Alstom n'est plus là

La SNCB belge confirme le CAF pour un contrat de 3,4 milliards d’euros pour la construction de trains, malgré l’exclusion d’Alstom.

A CAF Civity train, a possible future base model of the SNCB AM30.
A CAF Civity train, a possible future base model of the SNCB AM30.

Au début de l’année, la Cour suprême de Belgique avait contraint la SNCB à revoir son choix de CAF plutôt que d’Alstom pour la production de sa nouvelle flotte de trains phares. Aujourd’hui, l’opérateur a redoublé d’efforts, poursuivant l’accord de 3,4 milliards d’euros avec le fabricant espagnol, mais la colère politique et syndicale concernant l’exclusion d’Alstom reste féroce.

La société nationale des chemins de fer belges SNCB/NMBS a reconfirmé la société espagnole Construcciones y Auxiliar de Ferrocarriles (CAF) comme son soumissionnaire préféré pour le renouvellement du matériel roulant, d’une valeur de plusieurs milliards d’euros, après qu’une suspension juridique temporaire ait interrompu l’attribution initiale en février. Cette décision fait suite à une nouvelle évaluation par le conseil d’administration, conformément à la décision du Conseil d’État belge. Toutefois, elle ne suffira pas à calmer les critiques des syndicats, des élus locaux et surtout de son concurrent, Alstom, qui affirme que cette décision met en péril des centaines d’emplois en Belgique.

L’enjeu est le contrat AM30, un accord-cadre de 12 ans portant sur des centaines de rames électriques et à batterie destinées à remplacer les rames diesel et le matériel vieillissant sur le réseau national et transfrontalier de la SNCB. La commande initiale comprendra des véhicules d’une capacité totale de 54 000 places, avec des spécifications telles que des portes accessibles aux fauteuils roulants, des zones de calme, des informations en temps réel pour les passagers et une connectivité numérique. La valeur totale du contrat est estimée à 3,4 milliards d’euros, soit la plus importante commande de matériel roulant de l’histoire de la SNCB.

Ce marché constitue un élément central du contrat de service public conclu entre la SNCB et le gouvernement fédéral belge pour la période 2023-2032, qui prévoit le renouvellement de la moitié de la flotte nationale de trains d’ici la fin de la décennie. Alstom avait initialement proposé une offre inférieure à celle de CAF, mais l’opérateur public a tout de même décidé de choisir les Espagnols – un coup politique pour beaucoup dans une Belgique de plus en plus nationaliste, compte tenu de l’importance du fabricant français pour l’industrie du pays.
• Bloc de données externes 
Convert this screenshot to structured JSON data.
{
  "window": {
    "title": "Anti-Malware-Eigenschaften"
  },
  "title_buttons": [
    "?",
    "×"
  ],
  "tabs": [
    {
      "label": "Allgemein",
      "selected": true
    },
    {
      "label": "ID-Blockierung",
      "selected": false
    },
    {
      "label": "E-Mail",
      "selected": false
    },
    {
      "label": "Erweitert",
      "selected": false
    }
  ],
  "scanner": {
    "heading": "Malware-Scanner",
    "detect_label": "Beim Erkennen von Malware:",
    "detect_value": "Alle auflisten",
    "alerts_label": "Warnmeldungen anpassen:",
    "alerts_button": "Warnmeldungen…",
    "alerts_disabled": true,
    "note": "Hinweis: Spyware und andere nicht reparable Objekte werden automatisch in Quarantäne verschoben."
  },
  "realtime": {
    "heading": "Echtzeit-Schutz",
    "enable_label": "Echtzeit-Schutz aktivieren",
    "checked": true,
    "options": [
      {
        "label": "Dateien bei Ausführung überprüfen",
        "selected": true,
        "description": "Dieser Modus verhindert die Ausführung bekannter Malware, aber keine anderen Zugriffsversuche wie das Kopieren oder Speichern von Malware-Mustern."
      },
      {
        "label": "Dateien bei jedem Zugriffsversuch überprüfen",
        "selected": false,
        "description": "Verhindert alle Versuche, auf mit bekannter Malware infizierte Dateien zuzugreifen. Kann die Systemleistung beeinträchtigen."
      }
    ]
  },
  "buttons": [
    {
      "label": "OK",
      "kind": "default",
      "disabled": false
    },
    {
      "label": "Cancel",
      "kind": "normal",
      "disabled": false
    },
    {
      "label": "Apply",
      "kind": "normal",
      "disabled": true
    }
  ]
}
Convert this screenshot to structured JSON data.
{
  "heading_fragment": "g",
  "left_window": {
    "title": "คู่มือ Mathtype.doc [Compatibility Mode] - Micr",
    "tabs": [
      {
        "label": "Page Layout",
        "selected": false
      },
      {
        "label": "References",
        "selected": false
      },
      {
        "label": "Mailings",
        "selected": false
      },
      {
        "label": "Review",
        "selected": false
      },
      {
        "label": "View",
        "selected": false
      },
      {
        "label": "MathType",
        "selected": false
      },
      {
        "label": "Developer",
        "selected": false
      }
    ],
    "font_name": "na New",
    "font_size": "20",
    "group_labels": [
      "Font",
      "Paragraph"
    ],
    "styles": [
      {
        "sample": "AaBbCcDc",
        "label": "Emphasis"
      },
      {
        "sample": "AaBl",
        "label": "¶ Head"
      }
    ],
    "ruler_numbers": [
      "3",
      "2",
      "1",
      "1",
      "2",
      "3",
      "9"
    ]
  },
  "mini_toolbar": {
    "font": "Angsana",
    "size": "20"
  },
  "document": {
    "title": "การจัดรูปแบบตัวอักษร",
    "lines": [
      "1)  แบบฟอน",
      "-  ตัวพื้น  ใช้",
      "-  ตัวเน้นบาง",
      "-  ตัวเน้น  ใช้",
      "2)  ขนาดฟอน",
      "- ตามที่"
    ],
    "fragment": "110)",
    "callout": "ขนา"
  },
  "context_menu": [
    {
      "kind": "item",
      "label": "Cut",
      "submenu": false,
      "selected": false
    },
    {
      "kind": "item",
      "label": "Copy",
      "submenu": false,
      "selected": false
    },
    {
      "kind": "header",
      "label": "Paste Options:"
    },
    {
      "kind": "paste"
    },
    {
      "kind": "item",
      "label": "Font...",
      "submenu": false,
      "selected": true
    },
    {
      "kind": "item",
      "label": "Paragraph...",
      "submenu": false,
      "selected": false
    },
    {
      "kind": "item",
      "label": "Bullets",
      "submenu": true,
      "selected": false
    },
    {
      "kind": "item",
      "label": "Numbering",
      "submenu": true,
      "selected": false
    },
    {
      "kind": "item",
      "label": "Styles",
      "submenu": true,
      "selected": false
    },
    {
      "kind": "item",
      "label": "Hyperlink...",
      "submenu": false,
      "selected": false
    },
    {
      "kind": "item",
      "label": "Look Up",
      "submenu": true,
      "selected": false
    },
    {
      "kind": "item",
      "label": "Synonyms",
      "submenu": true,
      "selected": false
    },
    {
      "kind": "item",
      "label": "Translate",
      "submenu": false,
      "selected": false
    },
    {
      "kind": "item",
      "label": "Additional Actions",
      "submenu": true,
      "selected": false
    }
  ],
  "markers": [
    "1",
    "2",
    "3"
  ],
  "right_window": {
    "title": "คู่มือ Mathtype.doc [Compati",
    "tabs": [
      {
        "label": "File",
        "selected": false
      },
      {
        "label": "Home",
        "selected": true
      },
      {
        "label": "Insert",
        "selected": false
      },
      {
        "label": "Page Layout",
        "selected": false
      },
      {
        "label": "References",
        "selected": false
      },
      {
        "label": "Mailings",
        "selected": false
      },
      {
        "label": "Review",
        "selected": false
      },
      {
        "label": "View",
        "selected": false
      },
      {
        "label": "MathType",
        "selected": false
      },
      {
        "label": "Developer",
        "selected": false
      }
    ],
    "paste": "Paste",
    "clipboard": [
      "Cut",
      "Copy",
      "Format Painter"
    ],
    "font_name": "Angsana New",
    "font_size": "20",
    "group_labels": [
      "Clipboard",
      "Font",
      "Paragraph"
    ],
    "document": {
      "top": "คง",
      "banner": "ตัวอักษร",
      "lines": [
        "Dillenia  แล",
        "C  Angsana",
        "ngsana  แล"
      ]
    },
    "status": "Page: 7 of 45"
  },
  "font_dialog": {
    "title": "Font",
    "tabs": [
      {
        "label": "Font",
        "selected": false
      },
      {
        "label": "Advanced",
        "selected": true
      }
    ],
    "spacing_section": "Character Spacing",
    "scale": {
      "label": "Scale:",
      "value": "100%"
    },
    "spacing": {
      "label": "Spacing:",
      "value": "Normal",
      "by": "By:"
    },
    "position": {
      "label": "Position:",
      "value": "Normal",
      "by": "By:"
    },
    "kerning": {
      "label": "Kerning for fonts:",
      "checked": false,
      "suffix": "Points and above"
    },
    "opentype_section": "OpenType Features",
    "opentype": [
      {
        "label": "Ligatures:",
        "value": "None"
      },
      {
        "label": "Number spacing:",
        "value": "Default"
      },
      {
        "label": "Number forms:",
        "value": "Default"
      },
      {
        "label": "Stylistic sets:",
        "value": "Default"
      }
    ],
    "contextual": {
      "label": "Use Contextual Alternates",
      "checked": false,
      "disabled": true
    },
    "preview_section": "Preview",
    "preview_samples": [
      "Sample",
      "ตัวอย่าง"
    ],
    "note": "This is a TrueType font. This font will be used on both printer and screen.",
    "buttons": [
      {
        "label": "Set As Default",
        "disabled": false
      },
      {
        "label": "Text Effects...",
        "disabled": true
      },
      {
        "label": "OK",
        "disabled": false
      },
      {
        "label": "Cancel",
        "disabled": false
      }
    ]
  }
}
Du flou juridique au renouvellement de l’aval de la SNCB

En février 2025, la décision initiale de la SNCB de sélectionner CAF comme soumissionnaire privilégié a été suspendue par le Conseil d’État après que le fabricant français Alstom a formellement contesté le résultat. La Cour a agi sur la base de l’avis de son auditeur, qui mettait en doute l’évaluation du marché et soutenait la demande d’Alstom de suspendre provisoirement le marché. Au cœur du litige, le choix par la SNCB d’une offre plus chère : Alstom avait proposé un prix inférieur de 107 millions d’euros à celui de CAF et de 200 millions d’euros à celui de Siemens.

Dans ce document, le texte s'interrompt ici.